An attention mechanism allows neural networks to focus on the most relevant parts of the input when producing each element of the output. Attention is the foundational innovation behind the Transformer architecture and modern large language models.

Autoencoder

An autoencoder is a neural network trained to compress input data into a compact representation and then reconstruct it. Autoencoders are used for dimensionality reduction, denoising, and learning latent representations.

Backpropagation

Backpropagation is the algorithm used to train neural networks by computing gradients of the loss function with respect to each weight.
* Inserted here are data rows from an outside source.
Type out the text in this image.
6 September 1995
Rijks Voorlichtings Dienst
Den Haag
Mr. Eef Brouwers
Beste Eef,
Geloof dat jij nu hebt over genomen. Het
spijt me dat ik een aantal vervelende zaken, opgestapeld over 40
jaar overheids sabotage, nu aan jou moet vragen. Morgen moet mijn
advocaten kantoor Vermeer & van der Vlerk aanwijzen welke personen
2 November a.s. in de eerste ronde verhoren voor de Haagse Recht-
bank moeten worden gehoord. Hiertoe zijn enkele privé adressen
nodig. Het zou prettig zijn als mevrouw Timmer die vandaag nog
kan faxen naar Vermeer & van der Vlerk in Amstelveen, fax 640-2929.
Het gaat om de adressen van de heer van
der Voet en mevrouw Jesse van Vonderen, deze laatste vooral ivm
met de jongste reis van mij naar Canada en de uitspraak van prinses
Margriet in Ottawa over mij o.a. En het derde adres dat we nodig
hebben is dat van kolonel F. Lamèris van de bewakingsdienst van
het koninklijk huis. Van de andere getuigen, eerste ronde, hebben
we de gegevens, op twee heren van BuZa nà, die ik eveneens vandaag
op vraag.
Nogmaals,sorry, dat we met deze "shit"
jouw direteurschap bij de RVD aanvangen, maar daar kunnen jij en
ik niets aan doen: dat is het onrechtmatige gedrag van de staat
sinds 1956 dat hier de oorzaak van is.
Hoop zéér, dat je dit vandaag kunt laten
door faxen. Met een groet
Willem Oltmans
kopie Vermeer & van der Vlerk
It propagates error signals backward through the network to update weights and minimize prediction errors.

Batch Normalization

Batch normalization is a technique that normalizes layer inputs across mini-batches during training to stabilize and accelerate neural network training. It reduces internal covariate shift and allows higher learning rates.

Batch Size

Batch size is the number of training examples used in one iteration of gradient descent. Larger batches provide more stable gradient estimates but require more memory, while smaller batches add beneficial noise.